Oltremare – Sposa, punto

fubiniRama Burshtein, che ha già sbancato a livello nazionale e internazionale con “Lemale et haHalal” (Fill the void) nel 2012, difficilmente può dire di aver qualcosa da dimostrare. Quando si arriva fino al Festival del Cinema di Venezia con un’opera prima, si parte in discesa e con la spinta. E infatti, non si è messa fretta. Il suo “La’avor et haKir” (Through the wall / Appuntamento con la sposa) è arrivato dopo quattro anni comodi comodi, e non è che non lo si aspettasse.
Lo sprazzo di genio principale di “La’avor et haKir” è tutto negli ultimi 50 secondi del film, e siccome la cosa si ascrive pienamente alla categoria spoiler, mi astengo dal descriverlo. Ma per fortuna ce ne sono altri. Uno è la regia che indugia come una carezza sul viso dei protagonisti. Li protegge, li incoraggia, li osserva come una madre preoccupata che facciano bene, che se la cavino. Un altro è nei rumori così palpabili, sia lo strusciare di un vestito da sposa che dondola come nel finale di “Lemale et haHalal”, o come qui, per esempio nelle rotelle di una valigia sul selciato in un villaggio ucraino, in uno dei momenti più sorprendenti della trama.
Michal (Noa Kooler) si prende addosso tutto il peso e la leggerezza di questo film, e gli altri attori e personaggi potrebbero in fondo quasi non esistere.

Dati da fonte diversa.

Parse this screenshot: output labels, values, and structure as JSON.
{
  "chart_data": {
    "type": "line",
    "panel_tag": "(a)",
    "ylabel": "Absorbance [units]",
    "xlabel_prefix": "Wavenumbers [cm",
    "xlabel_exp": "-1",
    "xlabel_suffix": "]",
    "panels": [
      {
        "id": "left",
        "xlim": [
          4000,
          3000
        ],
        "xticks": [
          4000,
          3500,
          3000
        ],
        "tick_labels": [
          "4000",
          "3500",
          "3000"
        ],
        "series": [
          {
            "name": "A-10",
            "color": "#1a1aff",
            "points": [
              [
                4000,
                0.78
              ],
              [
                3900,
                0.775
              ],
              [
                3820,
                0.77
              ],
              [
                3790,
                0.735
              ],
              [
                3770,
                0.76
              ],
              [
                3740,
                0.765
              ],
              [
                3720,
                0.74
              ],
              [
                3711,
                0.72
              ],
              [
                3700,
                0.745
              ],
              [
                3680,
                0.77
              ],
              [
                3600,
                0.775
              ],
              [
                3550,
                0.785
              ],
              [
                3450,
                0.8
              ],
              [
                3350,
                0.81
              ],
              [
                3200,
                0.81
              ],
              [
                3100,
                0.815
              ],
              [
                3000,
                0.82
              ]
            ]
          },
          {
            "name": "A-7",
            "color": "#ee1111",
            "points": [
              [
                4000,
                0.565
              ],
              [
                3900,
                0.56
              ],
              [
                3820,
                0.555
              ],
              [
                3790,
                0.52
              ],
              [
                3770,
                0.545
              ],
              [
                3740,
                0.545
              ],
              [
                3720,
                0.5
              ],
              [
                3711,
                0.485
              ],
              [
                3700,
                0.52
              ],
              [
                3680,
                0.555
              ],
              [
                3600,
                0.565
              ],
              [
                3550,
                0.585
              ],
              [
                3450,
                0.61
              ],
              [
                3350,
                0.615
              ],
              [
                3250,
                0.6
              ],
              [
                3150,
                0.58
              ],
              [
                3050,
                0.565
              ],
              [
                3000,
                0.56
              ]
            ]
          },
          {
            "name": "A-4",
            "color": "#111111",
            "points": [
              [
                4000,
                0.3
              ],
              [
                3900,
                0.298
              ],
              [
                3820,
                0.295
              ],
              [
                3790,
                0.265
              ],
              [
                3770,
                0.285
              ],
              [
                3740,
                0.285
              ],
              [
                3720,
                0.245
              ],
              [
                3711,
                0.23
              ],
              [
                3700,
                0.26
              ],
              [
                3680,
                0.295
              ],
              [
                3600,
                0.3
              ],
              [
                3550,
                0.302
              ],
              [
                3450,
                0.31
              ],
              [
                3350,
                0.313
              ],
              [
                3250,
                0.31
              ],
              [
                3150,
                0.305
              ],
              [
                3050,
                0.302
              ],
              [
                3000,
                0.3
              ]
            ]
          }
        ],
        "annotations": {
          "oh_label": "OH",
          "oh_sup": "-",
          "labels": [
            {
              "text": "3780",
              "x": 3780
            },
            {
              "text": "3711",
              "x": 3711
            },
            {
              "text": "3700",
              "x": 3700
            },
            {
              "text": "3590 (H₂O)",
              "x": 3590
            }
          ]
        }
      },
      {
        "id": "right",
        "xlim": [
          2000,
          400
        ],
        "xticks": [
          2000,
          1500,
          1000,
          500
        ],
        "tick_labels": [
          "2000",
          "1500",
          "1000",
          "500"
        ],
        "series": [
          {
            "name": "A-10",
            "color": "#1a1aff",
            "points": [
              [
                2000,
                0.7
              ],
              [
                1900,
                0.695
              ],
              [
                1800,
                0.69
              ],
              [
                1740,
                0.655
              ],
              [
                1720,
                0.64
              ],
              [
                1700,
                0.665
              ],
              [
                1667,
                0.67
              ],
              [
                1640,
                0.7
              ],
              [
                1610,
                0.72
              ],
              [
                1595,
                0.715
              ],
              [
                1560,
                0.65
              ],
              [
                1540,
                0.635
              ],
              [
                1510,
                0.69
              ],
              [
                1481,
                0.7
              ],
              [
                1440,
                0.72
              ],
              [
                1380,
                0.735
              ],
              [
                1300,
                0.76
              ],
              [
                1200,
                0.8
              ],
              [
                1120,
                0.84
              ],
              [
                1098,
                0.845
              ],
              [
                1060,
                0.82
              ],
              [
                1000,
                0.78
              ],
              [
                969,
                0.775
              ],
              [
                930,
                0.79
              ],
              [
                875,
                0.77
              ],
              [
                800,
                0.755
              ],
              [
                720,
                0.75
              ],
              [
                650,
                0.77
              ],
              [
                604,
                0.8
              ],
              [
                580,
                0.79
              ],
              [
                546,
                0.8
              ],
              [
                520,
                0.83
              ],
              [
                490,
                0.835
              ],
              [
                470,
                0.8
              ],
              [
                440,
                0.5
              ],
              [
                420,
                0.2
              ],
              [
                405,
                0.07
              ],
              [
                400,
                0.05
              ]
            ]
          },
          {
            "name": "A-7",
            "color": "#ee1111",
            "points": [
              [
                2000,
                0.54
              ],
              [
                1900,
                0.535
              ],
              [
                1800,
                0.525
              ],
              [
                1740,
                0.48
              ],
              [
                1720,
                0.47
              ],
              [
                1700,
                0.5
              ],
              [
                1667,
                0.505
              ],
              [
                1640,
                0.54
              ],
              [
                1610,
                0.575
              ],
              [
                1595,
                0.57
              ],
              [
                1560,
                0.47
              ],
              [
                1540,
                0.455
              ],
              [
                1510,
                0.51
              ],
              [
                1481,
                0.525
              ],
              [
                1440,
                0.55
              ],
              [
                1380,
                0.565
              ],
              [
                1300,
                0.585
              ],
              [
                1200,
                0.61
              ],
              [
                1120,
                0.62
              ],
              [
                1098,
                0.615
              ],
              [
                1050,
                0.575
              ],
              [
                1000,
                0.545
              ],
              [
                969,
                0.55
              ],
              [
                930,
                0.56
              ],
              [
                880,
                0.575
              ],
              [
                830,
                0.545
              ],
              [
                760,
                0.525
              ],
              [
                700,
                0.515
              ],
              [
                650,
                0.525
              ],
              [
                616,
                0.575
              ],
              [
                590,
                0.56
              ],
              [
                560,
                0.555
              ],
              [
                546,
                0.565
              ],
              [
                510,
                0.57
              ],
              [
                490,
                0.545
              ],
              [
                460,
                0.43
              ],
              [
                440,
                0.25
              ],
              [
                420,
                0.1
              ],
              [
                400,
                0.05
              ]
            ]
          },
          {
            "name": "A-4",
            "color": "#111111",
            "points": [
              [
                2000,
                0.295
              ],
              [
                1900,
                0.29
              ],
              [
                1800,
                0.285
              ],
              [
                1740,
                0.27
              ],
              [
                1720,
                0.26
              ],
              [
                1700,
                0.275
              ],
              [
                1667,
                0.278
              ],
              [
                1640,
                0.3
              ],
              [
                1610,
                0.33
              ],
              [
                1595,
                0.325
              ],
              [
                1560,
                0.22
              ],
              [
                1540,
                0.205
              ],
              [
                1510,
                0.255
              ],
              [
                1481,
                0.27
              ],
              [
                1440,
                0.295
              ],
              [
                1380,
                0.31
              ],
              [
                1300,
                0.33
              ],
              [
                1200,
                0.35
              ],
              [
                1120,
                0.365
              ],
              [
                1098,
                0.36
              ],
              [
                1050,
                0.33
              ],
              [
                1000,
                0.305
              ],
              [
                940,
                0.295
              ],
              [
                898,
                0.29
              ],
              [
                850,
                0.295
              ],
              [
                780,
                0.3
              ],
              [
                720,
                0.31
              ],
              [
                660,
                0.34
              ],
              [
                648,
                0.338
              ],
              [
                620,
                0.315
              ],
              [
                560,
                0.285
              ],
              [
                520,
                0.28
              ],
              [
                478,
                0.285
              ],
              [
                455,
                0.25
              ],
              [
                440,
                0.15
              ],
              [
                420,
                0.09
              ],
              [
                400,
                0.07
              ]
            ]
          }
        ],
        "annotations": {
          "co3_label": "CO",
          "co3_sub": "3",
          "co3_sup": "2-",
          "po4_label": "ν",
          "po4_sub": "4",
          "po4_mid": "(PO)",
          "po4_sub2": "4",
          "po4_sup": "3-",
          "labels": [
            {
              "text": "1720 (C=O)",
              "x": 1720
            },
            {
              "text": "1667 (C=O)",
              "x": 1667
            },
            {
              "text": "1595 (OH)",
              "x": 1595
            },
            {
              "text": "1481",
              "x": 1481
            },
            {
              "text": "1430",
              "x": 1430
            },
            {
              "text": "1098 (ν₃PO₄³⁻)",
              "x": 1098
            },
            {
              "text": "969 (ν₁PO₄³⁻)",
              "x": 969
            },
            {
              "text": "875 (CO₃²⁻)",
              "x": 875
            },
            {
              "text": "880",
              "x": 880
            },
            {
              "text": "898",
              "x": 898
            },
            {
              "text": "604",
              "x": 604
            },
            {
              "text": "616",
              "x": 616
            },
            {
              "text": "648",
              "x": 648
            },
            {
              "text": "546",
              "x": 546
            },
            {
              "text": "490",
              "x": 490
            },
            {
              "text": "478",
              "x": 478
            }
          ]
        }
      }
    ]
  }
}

Cambia abbigliamento e acconciature, espressioni e gesti: ma la fede o forse solo fiducia che la cosa giusta accadrà, non smette per un solo secondo di illuminare il suo sguardo. Quello che deve succedere è semplice: uno sposo deve materializzarsi dal nulla, dopo che il promesso ha levato le tende e lei si è trovata a fare la scelta della portata principale del ricevimento di nozze da sola, sala e musica prenotate, e pochissimi giorni davanti. Michal tiene alto il mento e non cede, lo sposo deve arrivare. E chiunque riveli il finale merita la gogna, anche in Italia, dove sarà proiettato al Kolnoa Festival del Pitigliani a Roma.